本命はこっち。大きく万歳をする格好となってしまった彼女に、避ける術はない。
「しまっ………!」
ばしっ、と足に手応え。私も女の子だから力は無いけど、無いなら無いなりに確実にダメージを与えることのできる部位を狙うだけ。
そのまま素早く姿勢を低くして地面に手を添えると、少女の足を薙ぎ払う。
「これで終わりね。私の勝ち」
完全にバランスを崩してお尻から倒れこむ少女へ向けてトドメの一撃。
「そこまで!!」
…をしようとしたところでストップがかかった。まあ、最後の攻撃は当てるつもりはなかったんだけどね。
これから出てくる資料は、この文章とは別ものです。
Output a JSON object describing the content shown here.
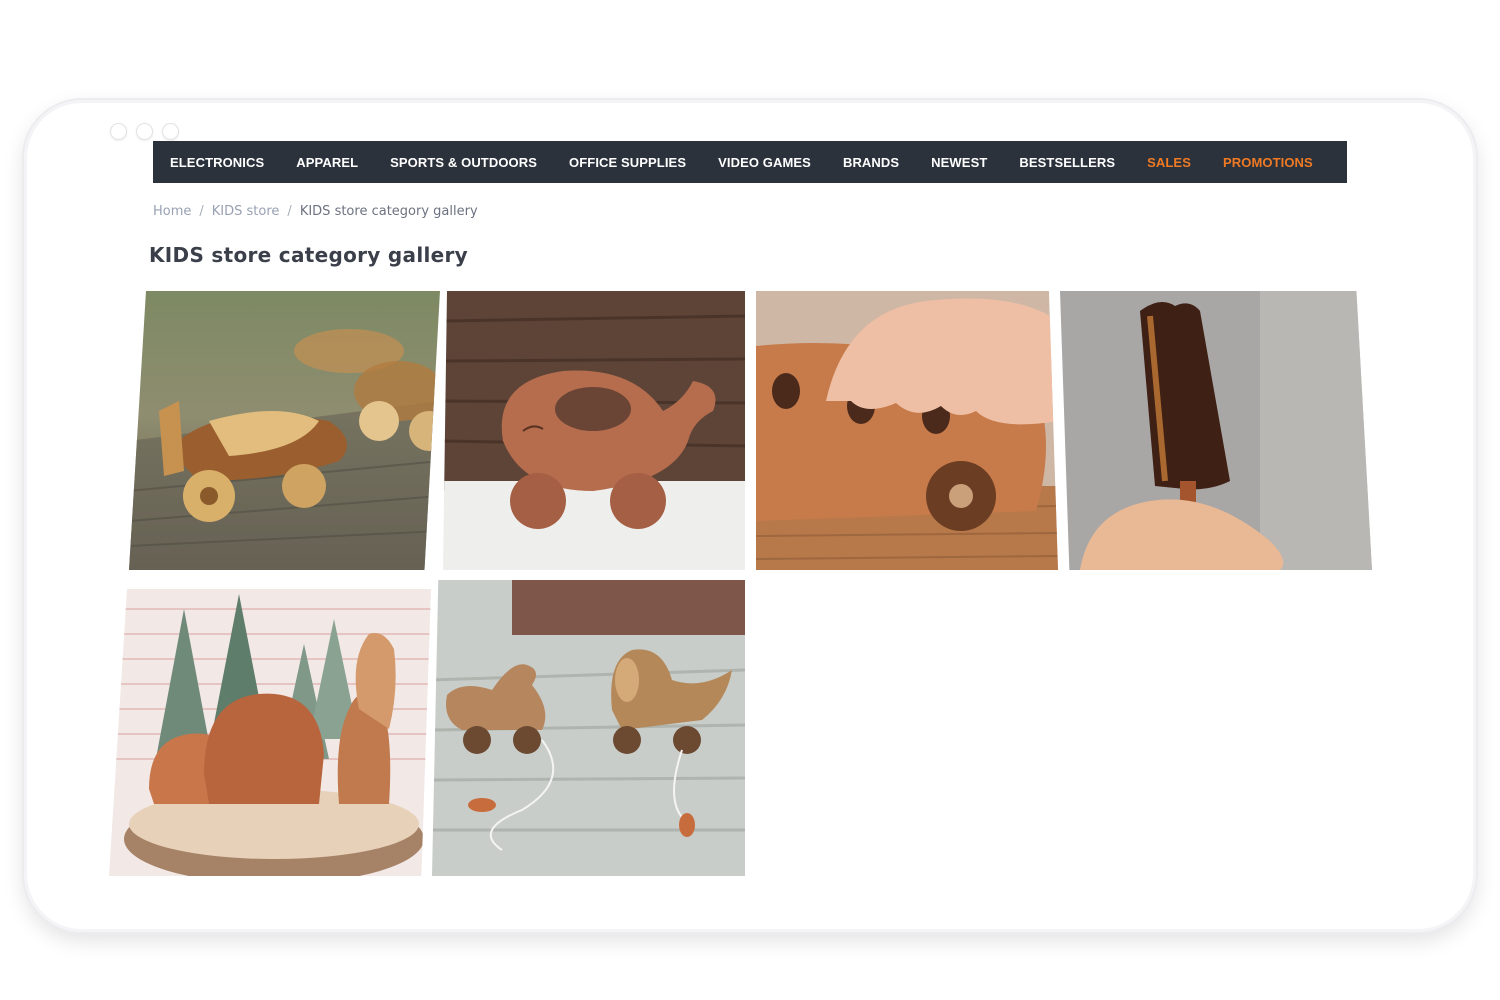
{
  "nav": {
    "items": [
      {
        "label": "ELECTRONICS",
        "accent": false
      },
      {
        "label": "APPAREL",
        "accent": false
      },
      {
        "label": "SPORTS & OUTDOORS",
        "accent": false
      },
      {
        "label": "OFFICE SUPPLIES",
        "accent": false
      },
      {
        "label": "VIDEO GAMES",
        "accent": false
      },
      {
        "label": "BRANDS",
        "accent": false
      },
      {
        "label": "NEWEST",
        "accent": false
      },
      {
        "label": "BESTSELLERS",
        "accent": false
      },
      {
        "label": "SALES",
        "accent": true
      },
      {
        "label": "PROMOTIONS",
        "accent": true
      }
    ],
    "background": "#2b323c",
    "accent_color": "#f07a24"
  },
  "breadcrumb": {
    "items": [
      "Home",
      "KIDS store"
    ],
    "current": "KIDS store category gallery",
    "separator": "/"
  },
  "page": {
    "title": "KIDS store category gallery"
  },
  "gallery": {
    "images": [
      {
        "subject": "wooden airplane toys"
      },
      {
        "subject": "wooden whale on wheels"
      },
      {
        "subject": "wooden bus toy held by child hand"
      },
      {
        "subject": "wooden ice cream popsicle toy"
      },
      {
        "subject": "wooden bears and trees set"
      },
      {
        "subject": "wooden duck and dog pull toys"
      }
    ]
  }
}
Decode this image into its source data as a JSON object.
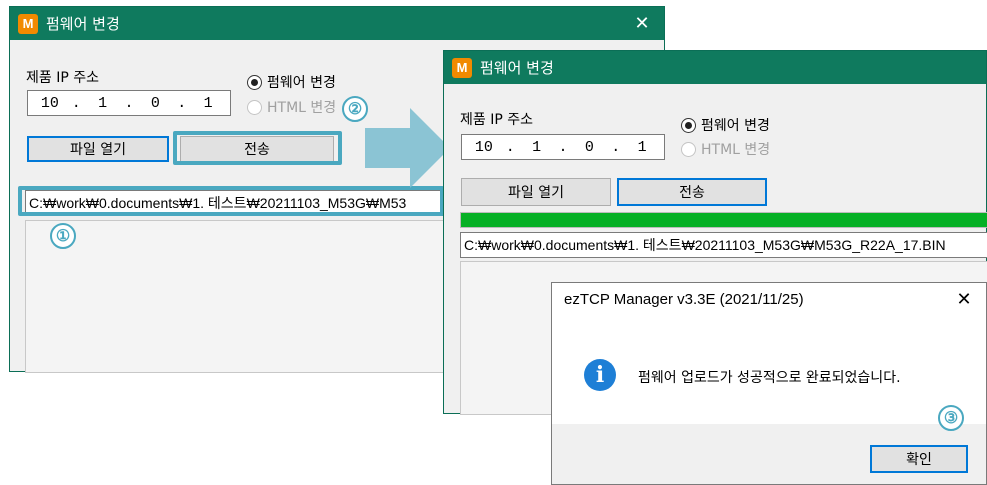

手や足についた砂を払い、あたりを見回すとクラスの皆がこちらを見ていた。
当然だな、という顔をしたサスケや数人の友人たち。
パチパチと拍手をする人たち。
悔しげにこちらを睨みつける女子たちと、目の前の少女。
様々な視線に当てられながら、少女へ近づき、右手の人差し指と中指を差し出した。
組み手が終わったら必ずこれをするルールになっている。和解の印だ。
「ありがとう。楽しかったわ」
「…ふん。いい気になっていられるのも今の内よ…いつか私があんたを倒すわ」
二本の指をお互いに交差させると、ぎゅっ、と結んだ。
皆の所へ戻ると、真っ先にサスケが近づいてきた。
「また少し腕を上げたみたいだな、サクヤ」
「おかげさまでね。アンタの修行に付き合わされてたら、嫌でも強くなるわ」
「いや、兄さんも言ってたろ。サクヤには戦闘の才能があるんだって」
「私これでも女の子なんだけど。戦闘の才能があるって言われても素直に喜べないわよ……」
「まあまあ、いいじゃないか。オレの修行相手がどんどん強くなると、退屈しなくていいよ」
「はいはーーい。どうせ私はアンタの修行の道具ですよーだ」
ぷい、とそっぽを向くと視界に映るのは女子たち。一同揃ってこちらを睨みつけている。
…何が気にくわないんだろう。何かあるのなら直接言ってくれればいいのに。
軽くため息がこぼれる。私は男子たちのところへ歩みを進めた。
「おい、待てよ。今日もオレんちで組み手しようぜ」
「もー、アンタは最近そればっかりね。わかってるわよー」
また女子たちからの視線が強まった気がした。